Agar tidak merasakan kepahitan tersebut, kita
mengarahkannya kepada orang lain dengan menunjukkan kekurangannya. Kepahitan
tersebut membuat kita menyerang orang lain, sekaligus menghadirkan kembali trauma masa lalu yang hanya akan membuat kita semakin kesepian.
3. Menghakimi mencegah kita dari pemulihan
Ketika kita mengatakan ingin menjadi pengikut
Kristus, kita harus rela memikul salib Kristus. Itu adalah salah satu pelajaran
yang kita sering dapat. Iya, untuk melihat sebuah cahaya, kita harus rela masuk
kedalam kegelapan. Inilah kenapa untuk bisa terbebas dari kebiasaan menghakimi
orang lain, kita diminta untuk menerima kebenaran yang ada di dalam diri kita sendiri tanpa menyalahkannya.
Penghakiman timbul dari pribadi yang belum bisa
menerima kasih, baik dari Tuhan maupun sesama. Untuk menghentikannya, kita
harus menumbuhkan kasih kepada Tuhan dan diri sendiri. Langkah kedua yang bisa
kita lakukan adalah menghargai dan menerima kalau luka tersebut adalah bagian dari hidup kita yang akan membuat kehidupan kita menjadi lebih baik lagi.

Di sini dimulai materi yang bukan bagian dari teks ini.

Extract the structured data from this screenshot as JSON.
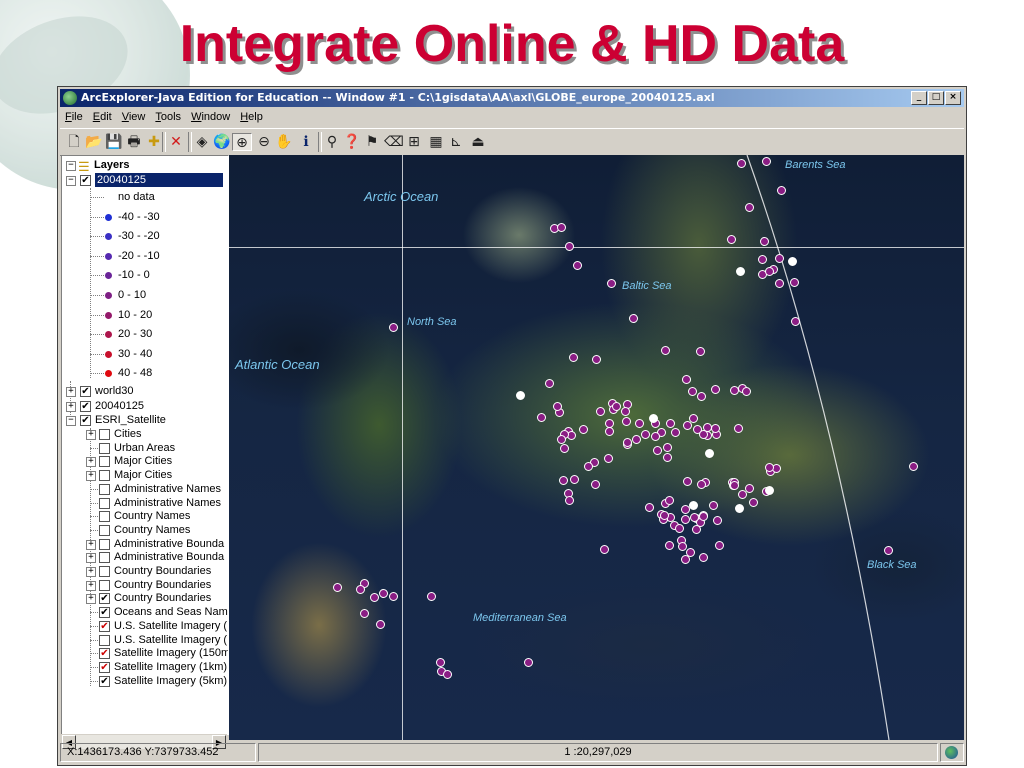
{
  "slide": {
    "title": "Integrate Online & HD Data"
  },
  "window": {
    "title": "ArcExplorer-Java Edition for Education -- Window #1 - C:\\1gisdata\\AA\\axl\\GLOBE_europe_20040125.axl",
    "controls": [
      "_",
      "□",
      "×"
    ]
  },
  "menu": [
    "File",
    "Edit",
    "View",
    "Tools",
    "Window",
    "Help"
  ],
  "toolbar": {
    "icons": [
      "new-document-icon",
      "open-folder-icon",
      "save-icon",
      "print-icon",
      "add-layer-icon",
      "remove-layer-icon",
      "zoom-extent-icon",
      "zoom-globe-icon",
      "zoom-in-icon",
      "zoom-out-icon",
      "pan-hand-icon",
      "identify-icon",
      "find-icon",
      "query-icon",
      "hyperlink-icon",
      "erase-icon",
      "measure-icon",
      "attribute-table-icon",
      "legend-icon",
      "export-icon"
    ],
    "glyphs": [
      "🗋",
      "📂",
      "💾",
      "🖶",
      "✚",
      "✕",
      "◈",
      "🌍",
      "⊕",
      "⊖",
      "✋",
      "ℹ",
      "⚲",
      "❓",
      "⚑",
      "⌫",
      "⊞",
      "▦",
      "⊾",
      "⏏"
    ]
  },
  "layers": {
    "root_label": "Layers",
    "active_layer": "20040125",
    "legend": [
      {
        "label": "no data",
        "color": ""
      },
      {
        "label": "-40 - -30",
        "color": "#1f2fd4"
      },
      {
        "label": "-30 - -20",
        "color": "#3a2fc4"
      },
      {
        "label": "-20 - -10",
        "color": "#5529b0"
      },
      {
        "label": "-10 - 0",
        "color": "#6a2498"
      },
      {
        "label": "0 - 10",
        "color": "#7e1f84"
      },
      {
        "label": "10 - 20",
        "color": "#94196a"
      },
      {
        "label": "20 - 30",
        "color": "#ad154c"
      },
      {
        "label": "30 - 40",
        "color": "#c8102c"
      },
      {
        "label": "40 - 48",
        "color": "#e0080e"
      }
    ],
    "top_layers": [
      {
        "label": "world30",
        "checked": true
      },
      {
        "label": "20040125",
        "checked": true
      },
      {
        "label": "ESRI_Satellite",
        "checked": true
      }
    ],
    "satellite_sublayers": [
      {
        "label": "Cities",
        "checked": false,
        "expandable": true
      },
      {
        "label": "Urban Areas",
        "checked": false,
        "expandable": false
      },
      {
        "label": "Major Cities",
        "checked": false,
        "expandable": true
      },
      {
        "label": "Major Cities",
        "checked": false,
        "expandable": true
      },
      {
        "label": "Administrative Names",
        "checked": false,
        "expandable": false
      },
      {
        "label": "Administrative Names",
        "checked": false,
        "expandable": false
      },
      {
        "label": "Country Names",
        "checked": false,
        "expandable": false
      },
      {
        "label": "Country Names",
        "checked": false,
        "expandable": false
      },
      {
        "label": "Administrative Bounda",
        "checked": false,
        "expandable": true
      },
      {
        "label": "Administrative Bounda",
        "checked": false,
        "expandable": true
      },
      {
        "label": "Country Boundaries",
        "checked": false,
        "expandable": true
      },
      {
        "label": "Country Boundaries",
        "checked": false,
        "expandable": true
      },
      {
        "label": "Country Boundaries",
        "checked": true,
        "expandable": true
      },
      {
        "label": "Oceans and Seas Nam",
        "checked": true,
        "expandable": false
      },
      {
        "label": "U.S. Satellite Imagery (",
        "checked": "red",
        "expandable": false
      },
      {
        "label": "U.S. Satellite Imagery (",
        "checked": false,
        "expandable": false
      },
      {
        "label": "Satellite Imagery (150m",
        "checked": "red",
        "expandable": false
      },
      {
        "label": "Satellite Imagery (1km)",
        "checked": "red",
        "expandable": false
      },
      {
        "label": "Satellite Imagery (5km)",
        "checked": true,
        "expandable": false
      }
    ]
  },
  "map": {
    "labels": [
      {
        "name": "Barents Sea",
        "size": 11
      },
      {
        "name": "Arctic Ocean",
        "size": 13
      },
      {
        "name": "Baltic Sea",
        "size": 11
      },
      {
        "name": "North Sea",
        "size": 11
      },
      {
        "name": "Atlantic Ocean",
        "size": 13
      },
      {
        "name": "Black Sea",
        "size": 11
      },
      {
        "name": "Mediterranean Sea",
        "size": 11
      }
    ],
    "point_colors": {
      "station": "#8a1d84",
      "no_data": "#ffffff"
    }
  },
  "status": {
    "coordinates": "X:1436173.436 Y:7379733.452",
    "scale": "1 :20,297,029"
  }
}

Ketika keinginan untuk menghakimi timbul, cobalah tanyakan pada diri sendiri apa momen masa lalu yang memicu kita untuk mendorong kita melakukan penghakiman. Ketika kita sudah bisa menyingkap kebenaran dari dalam diri kita tersebut, maka pemulihan akan terjadi. Ketika melakukannya, libatkan Roh Kudus agar kita bisa terlepas dari kebiasaan ini.
Baca juga: Plus Minusnya Pacaran Lama Itu Apa Aja Sih? Inilah Kata Teman-Teman Jawaban!
4. Menghakimi membuat kita semakin lemah
Orang lain mungkin menganggap kalau dengan
menghakimi, mereka akan merasa nyaman, damai maupun dapat memiliki perasaan
yang lebih baik. Tetapi satu hal yang perlu kita ingat kalau kebencian hanya akan menimbulkan kebencian yang lain.
Daripada kita melakukan penilaian yang bersifat
menghakimi, kenapa tidak mencoba untuk mengasihi mereka dengan kata-kata
positif? Hal ini tidak hanya akan menimbulkan efek yang baik bagi orang lain,
namun juga bagi diri kita sendiri.
Saat kita melepaskan kebiasaan menghakimi orang
lain atau sesuatu hal, artinya kita memberikan ruang untuk Roh Kudus menjadi
bagian dari tubuh kita. Hal ini membuat kita terus menyadari adanya kebenaran
yang ada disekitar kita. Tidak seperti orang mabuk yang kehilangan diri sendiri
dan selalu menginginkan lebih dan lebih lagi.